Life Interest in Properties Inadequate Provision for Widow

international-wills
In the matter of Sitki v Sitki; Sitki v Aksoy [2016] NSWSC 1396 the Supreme Court of New South Wales allowed a claim by the deceased’s widow but disallowed a claim by one of his adult daughters. The deceased died on 26 November 2014, aged 73. He was survived by his widow, Mrs Sitki, who was his third wife. They were married for 30 years. He was also survived by two adult daughters born to his first wife. The deceased made a Will on 6 November 2014 granting a life interest in the 3 properties he owned, including the principal place of residence of Mrs Sitki and himself, to Mrs Sitki and upon her death to his youngest daughter, Ilay.
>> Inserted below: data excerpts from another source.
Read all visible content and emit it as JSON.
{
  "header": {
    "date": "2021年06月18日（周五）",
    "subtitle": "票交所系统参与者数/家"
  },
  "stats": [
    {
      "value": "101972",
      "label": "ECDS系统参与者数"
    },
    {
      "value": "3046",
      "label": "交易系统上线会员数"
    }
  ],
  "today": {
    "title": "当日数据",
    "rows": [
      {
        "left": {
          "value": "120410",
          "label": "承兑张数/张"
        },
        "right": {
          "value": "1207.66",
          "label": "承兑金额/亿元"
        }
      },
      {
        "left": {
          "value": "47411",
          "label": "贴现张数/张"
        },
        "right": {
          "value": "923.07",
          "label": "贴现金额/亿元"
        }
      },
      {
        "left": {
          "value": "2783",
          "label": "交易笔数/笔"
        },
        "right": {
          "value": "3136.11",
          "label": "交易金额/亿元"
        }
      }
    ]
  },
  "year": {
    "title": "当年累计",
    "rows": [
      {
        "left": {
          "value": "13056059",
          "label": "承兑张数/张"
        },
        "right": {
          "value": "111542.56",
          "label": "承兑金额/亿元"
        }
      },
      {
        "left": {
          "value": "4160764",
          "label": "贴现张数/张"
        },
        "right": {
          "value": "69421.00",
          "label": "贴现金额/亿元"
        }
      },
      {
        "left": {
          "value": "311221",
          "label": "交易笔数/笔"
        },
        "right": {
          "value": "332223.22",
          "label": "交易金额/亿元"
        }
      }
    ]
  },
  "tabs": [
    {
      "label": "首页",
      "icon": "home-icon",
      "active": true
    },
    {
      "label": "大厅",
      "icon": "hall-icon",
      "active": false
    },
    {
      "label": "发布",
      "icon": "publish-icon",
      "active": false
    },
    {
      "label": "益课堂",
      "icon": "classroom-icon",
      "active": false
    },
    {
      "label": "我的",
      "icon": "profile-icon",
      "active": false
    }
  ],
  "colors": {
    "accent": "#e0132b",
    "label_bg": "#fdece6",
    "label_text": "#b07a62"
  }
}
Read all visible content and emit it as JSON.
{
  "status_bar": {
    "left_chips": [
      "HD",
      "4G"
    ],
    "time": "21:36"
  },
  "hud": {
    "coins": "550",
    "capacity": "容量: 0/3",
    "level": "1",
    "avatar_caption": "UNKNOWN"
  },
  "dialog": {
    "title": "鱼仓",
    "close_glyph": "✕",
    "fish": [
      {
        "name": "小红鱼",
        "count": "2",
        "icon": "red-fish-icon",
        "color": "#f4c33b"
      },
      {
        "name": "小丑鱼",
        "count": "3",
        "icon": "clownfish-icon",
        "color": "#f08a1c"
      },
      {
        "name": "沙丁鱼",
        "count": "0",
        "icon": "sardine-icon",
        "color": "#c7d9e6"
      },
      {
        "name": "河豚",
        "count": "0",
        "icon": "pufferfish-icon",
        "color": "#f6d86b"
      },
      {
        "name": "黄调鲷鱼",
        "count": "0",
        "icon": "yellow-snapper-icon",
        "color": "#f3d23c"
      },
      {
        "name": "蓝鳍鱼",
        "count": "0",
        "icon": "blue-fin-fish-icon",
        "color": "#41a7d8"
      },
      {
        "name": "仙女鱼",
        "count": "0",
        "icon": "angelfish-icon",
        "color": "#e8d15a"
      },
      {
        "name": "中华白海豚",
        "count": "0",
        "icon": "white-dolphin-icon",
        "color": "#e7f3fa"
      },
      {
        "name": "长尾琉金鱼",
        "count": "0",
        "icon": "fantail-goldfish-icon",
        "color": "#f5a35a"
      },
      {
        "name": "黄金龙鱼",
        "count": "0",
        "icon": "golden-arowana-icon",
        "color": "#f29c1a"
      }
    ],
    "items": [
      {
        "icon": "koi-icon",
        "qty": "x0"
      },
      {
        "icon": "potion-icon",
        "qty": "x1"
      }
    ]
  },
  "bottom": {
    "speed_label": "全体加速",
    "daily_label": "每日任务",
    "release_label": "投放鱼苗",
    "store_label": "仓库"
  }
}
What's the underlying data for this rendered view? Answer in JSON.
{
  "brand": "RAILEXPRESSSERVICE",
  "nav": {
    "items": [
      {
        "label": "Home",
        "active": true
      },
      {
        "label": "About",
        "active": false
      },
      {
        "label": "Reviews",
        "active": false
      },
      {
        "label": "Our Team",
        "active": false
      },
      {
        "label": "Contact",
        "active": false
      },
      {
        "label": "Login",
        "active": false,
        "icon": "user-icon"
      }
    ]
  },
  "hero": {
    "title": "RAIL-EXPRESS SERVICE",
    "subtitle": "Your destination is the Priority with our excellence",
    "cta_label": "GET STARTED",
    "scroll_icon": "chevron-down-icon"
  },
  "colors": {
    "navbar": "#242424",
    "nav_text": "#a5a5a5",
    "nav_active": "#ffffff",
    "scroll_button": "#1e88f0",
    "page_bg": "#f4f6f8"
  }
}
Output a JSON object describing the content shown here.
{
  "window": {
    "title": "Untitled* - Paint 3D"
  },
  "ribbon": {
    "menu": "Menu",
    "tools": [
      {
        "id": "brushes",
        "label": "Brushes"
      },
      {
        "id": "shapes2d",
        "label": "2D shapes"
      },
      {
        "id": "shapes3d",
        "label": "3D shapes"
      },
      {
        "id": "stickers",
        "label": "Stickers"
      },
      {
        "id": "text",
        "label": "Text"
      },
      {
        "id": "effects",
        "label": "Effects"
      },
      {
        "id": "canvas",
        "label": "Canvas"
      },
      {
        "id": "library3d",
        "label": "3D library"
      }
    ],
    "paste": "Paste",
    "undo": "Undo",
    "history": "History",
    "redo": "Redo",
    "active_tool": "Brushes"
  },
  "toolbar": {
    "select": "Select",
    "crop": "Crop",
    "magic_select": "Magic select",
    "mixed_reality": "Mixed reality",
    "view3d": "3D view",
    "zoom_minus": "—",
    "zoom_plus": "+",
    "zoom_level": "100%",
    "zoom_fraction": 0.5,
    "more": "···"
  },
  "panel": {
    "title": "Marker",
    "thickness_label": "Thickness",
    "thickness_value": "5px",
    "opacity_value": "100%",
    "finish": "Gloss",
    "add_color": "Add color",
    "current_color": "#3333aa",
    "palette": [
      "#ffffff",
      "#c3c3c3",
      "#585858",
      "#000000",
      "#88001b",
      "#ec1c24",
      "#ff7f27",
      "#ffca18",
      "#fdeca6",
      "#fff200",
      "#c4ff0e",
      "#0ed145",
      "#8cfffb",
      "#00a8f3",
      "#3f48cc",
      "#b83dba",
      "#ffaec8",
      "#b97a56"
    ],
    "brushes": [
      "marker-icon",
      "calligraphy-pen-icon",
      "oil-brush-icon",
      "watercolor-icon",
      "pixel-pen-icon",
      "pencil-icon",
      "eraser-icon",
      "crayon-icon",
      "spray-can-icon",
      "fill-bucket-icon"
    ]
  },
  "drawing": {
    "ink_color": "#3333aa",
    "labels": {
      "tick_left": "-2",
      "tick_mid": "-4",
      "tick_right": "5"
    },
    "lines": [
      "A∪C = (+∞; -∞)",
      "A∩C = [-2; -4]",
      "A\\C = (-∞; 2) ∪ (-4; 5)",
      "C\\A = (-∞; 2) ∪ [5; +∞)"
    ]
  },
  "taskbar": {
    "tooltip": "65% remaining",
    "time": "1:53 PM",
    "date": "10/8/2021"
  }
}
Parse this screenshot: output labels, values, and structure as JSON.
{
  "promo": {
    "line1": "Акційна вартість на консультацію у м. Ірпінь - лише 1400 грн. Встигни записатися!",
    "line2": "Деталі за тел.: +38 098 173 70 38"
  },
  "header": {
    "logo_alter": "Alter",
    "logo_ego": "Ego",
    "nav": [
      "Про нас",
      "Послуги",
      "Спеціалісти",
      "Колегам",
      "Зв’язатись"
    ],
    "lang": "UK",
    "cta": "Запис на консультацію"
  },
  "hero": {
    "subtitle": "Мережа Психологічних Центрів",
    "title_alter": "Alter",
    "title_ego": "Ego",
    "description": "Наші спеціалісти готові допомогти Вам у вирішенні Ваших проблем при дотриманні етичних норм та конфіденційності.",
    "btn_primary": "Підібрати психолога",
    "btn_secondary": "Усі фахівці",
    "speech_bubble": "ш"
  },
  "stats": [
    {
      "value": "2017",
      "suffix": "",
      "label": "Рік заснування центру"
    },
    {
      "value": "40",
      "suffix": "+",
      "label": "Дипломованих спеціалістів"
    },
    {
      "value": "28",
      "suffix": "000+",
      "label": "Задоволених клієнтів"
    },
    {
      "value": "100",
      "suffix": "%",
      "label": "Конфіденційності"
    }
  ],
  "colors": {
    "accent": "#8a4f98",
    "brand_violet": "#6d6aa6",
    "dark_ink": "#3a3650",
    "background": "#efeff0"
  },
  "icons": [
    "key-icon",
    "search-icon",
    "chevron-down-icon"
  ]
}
The deceased granted a life interest in properties he owned in Cyprus to Mrs Sitki and upon her death to his eldest daughter, Hatice. The deceased left his interest in his later father’s estate to Ilay on trust for his grandchildren. The residue of the estate was divided equally between Mrs Sitki and his two daughters. Mrs Sitki and Hatice claimed the provisions made for them were inadequate. Ilay did not make a claim. Effect could not be given to the deceased’s bequests of the Cyprus properties nor his interest in his late father’s Will due to Cypriot law. That property was to be divided as to 1/6 to Mrs Sitki and the balance equally between his 2 daughters. It was common ground that the provision made for Mrs Sitki was not adequate. Justice Stevenson ordered that the property in which Mrs Sitki resided for her entire marriage be transferred to her absolutely and that she receive further provision, to cover her current expenses and further expenditure, to be paid from the sale of one of the remaining properties. Justice Stevenson stated that Mrs Sitki should receive a further $100,000 for contingencies. Submissions were to be made as to the appropriate amount to be received by Mrs Sitki. Justice Stevenson did not make provision for Hatice. He was not persuaded that the provision she received from the estate was inadequate. His honour was “comfortably satisfied that the deceased gave careful consideration to his decision to prefer Ilay to Hatice. .. . it is not the Court’s role on an application like this to achieve some kind of “fair” disposition of the deceased’s estate.”